Nicolas PASQUIER ♦ Université Côte d'Azur

Benchmark Datasets

Sparse Datasets

These datasets have been generated using Rakesh Agrawal's data generator to generate synthetic basket market data.

  • T10I4D100: Each transaction contains up to 10 items with an average size of 4 items and the dataset contains 100000 transactions.
  • T20I6D100: Each transaction contains up to 20 items with an average size of 6 items and the dataset contains 100000 transactions.
  • T25I10D10: Each transaction contains up to 25 items with an average size of 10 items and the dataset contains 10000 transactions.
Dense Datasets

These datasets were constructed from data publicly available at the UCI Data Repository.

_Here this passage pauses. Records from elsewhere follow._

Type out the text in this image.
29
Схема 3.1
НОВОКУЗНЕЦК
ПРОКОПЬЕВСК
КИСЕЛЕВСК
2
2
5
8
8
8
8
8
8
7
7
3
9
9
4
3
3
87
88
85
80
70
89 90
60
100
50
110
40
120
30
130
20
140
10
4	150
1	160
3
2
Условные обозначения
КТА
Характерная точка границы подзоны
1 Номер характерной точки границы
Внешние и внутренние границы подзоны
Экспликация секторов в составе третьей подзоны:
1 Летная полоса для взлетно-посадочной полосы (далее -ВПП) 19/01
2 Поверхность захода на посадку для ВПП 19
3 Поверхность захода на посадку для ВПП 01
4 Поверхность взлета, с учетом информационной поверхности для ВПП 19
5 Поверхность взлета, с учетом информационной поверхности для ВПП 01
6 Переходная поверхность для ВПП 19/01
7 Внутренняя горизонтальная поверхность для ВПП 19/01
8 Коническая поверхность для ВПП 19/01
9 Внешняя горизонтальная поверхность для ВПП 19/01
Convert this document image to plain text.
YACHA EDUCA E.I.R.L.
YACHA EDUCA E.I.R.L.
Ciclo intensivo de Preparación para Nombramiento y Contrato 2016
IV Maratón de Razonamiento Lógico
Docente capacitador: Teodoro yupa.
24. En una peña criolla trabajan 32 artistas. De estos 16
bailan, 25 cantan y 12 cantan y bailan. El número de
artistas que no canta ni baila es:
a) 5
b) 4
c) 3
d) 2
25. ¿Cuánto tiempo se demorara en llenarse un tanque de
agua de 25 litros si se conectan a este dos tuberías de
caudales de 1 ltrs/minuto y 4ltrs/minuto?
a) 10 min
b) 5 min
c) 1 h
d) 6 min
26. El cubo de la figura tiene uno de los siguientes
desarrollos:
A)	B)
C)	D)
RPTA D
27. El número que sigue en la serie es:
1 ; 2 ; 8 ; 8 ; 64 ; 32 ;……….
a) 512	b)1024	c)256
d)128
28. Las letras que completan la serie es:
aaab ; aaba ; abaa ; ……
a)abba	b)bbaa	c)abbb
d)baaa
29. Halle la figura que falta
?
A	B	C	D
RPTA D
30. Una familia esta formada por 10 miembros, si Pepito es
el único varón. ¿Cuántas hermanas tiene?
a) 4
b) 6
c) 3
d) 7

  • Mushroom: This dataset was used as a benchmark for the Apriori, Close and MaxMiner association rule extraction algorithms among others. It is a dense dataset containing 8416 lines (mushrooms) with 23 attributes (describing mushroom features).
  • C73D10: Dataset constructed from the PUMS Kansas 1990 census data. The 10000 data lines were not truncated and contain 73 attributes.
  • C20D10: Dataset constructed from the PUMS Kansas 1990 census data. The 10000 data lines were truncated to include only the first 20 attributes.
  • Census: Dataset constructed from the PUMS Kansas 1990 census data. The 32561 data lines were truncated to include only the first 15 attributes.
Reference

Generating a condensed representation for association rules, Nicolas Pasquier, Rafik Taouil, Yves Bastide, Gerd Stumme and Lotfi Lakhal, Journal of Intelligent Information Systems, 24:1(29-60), 2005.